The polling endpoint passes submissionId as a path parameter, but how would we know which submissionId to request for if the submit solution endpoint is just returning 200 status code. The submissionId would only be available once the submission record is created in the database, right?
Thanks for this video and all the other ones! I love your content. One thing I failed to understand in this video is where are the Docker containers (Language code runtime services) actually running ? Looking at your diagram, it seems like they are not running on the Primary Server. But they are Docker Containers. Their images must be pulled onto some server and served there such that the Workers can actually talk to them. Please explain that if possible. Thanks again and keep rocking!
@@hello_interview Do you mean to say that the Workers are running forever as EC2 instances, and that these worker instances were initially launched with language specific docker images? But how would they auto-scale? Kubernetes orchestration perhaps? Sorry I'm struggling to understand where these docker containers are actually running; and what's the real benefit of not using Lambdas in this design and how this design is actually solving the cold-start problem of Lambda functions?
Great video as always!! Just one doubt, is it right to make competitionId as a Primary Key for Submission table as it will be NULL in case when a submission is not associated with a competition and also multiple submission will have same competitionId? I might be missing something here. Please let me know your thoughts on this.
Thanks, very well explained!! I do have a question, why would you use competitionId as PK for the submission table? Wouldnt that make querying a specific submission very slow? Also SQS is in memory right? What if that goes down? Submissions will be dropped? Thanks
yah, this was silly mistake. submission table PK should be id and then we need an index on competitionId. Good callout. As for SQS, no one would wait more than 5s anyway, so if it does down and we lose them, it is what it is. Client shows an error saying they need to resubmit. They aren't going to wait 5 minutes for a response in any case.

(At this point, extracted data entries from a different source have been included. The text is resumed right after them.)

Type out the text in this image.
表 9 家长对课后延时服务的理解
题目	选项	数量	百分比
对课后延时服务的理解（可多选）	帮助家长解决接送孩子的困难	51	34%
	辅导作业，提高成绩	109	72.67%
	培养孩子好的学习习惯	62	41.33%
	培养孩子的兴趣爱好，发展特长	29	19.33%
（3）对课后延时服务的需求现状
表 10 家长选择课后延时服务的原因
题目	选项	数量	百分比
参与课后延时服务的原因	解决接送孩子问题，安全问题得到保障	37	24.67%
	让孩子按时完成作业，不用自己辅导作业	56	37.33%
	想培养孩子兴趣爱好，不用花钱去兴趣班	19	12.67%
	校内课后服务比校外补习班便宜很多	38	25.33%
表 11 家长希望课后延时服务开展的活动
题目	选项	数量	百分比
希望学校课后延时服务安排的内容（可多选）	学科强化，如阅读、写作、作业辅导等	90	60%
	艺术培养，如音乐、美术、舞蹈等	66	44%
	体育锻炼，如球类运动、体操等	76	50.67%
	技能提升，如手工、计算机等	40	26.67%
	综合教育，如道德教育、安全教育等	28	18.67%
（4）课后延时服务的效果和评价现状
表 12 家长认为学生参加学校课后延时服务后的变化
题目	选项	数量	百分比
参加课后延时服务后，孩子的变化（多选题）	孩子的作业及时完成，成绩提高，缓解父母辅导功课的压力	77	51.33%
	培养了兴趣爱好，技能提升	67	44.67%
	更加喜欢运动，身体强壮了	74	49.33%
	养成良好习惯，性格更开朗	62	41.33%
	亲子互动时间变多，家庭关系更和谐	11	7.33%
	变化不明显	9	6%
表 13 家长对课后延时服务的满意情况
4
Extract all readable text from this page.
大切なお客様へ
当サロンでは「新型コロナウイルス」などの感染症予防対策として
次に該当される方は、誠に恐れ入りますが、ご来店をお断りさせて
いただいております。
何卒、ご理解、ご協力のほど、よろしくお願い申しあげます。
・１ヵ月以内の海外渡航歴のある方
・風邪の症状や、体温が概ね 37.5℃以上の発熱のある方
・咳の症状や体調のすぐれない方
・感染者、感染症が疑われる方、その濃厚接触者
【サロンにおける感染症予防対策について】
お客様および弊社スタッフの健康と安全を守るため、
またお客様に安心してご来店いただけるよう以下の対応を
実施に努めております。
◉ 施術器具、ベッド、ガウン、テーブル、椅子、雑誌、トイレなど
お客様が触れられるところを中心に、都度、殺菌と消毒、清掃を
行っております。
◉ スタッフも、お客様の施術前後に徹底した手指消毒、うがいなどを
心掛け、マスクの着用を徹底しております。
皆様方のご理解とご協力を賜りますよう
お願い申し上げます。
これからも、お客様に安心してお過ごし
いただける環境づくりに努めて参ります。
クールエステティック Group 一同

I am curious what would you suggest for career development between Midlevel to Senior to Staff. I know there is a useful breakdown in terms of interview expectation, but I'm thinking more from the perspective of internal promotions. Do you have any useful tips?
Any reason for going with primary monolithic service rather than micro services like in other SD keys from HelloInterview ? Would love to see Messaging service like whatsapp or messenger next.